Element similarity in high-dimensional materials representations

TL;DR

This paper evaluates high-dimensional element representations derived from various physical and computational sources, demonstrating their effectiveness in clustering elements and improving crystal structure prediction over traditional methods.

Contribution

It introduces and assesses high-dimensional element embeddings from multiple data sources, showing their utility in materials science applications.

Findings

Element embeddings cluster into familiar groups.

Cosine similarity outperforms traditional radius ratio rules.
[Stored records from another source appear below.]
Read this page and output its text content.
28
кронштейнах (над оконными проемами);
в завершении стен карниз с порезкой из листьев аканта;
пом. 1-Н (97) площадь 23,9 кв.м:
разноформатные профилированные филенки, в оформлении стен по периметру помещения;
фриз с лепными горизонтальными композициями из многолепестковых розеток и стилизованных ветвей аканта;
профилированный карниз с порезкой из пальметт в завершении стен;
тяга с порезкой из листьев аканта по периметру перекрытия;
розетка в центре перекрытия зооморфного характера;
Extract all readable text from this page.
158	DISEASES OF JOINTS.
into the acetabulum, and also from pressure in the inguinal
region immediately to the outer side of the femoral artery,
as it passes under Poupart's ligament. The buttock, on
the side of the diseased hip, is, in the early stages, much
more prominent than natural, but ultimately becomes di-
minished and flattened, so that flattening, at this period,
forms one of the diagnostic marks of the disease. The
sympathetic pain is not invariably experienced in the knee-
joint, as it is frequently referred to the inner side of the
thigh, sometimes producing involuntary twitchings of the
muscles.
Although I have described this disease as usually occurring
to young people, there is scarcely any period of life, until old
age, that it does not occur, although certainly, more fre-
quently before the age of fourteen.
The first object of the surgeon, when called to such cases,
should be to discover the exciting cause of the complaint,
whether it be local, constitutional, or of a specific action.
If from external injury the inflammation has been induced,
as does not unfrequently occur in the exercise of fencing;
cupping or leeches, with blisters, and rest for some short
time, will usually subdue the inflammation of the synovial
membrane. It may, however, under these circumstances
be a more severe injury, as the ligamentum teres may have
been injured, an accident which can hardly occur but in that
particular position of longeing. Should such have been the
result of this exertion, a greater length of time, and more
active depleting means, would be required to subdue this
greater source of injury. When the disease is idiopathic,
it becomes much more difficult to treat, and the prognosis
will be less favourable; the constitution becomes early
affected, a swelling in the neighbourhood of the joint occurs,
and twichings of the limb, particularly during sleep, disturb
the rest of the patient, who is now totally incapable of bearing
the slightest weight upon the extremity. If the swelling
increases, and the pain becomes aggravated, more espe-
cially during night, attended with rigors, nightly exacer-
Embeddings improve crystal structure classification.

Abstract

The traditional display of elements in the periodic table is convenient for the study of chemistry and physics. However, the atomic number alone is insufficient for training statistical machine learning models to describe and extract composition-structure-property relationships. Here, we assess the similarity and correlations contained within high-dimensional local and distributed representations of the chemical elements, as implemented in an open-source Python package ElementEmbeddings. These include element vectors of up to 200 dimensions derived from known physical properties, crystal structure analysis, natural language processing, and deep learning models. A range of distance measures are compared and a clustering of elements into familiar groups is found using dimensionality reduction techniques. The cosine similarity is used to assess the utility of these metrics for crystal structure prediction, showing that they can outperform the traditional radius ratio rules for the structural classification of AB binary solids.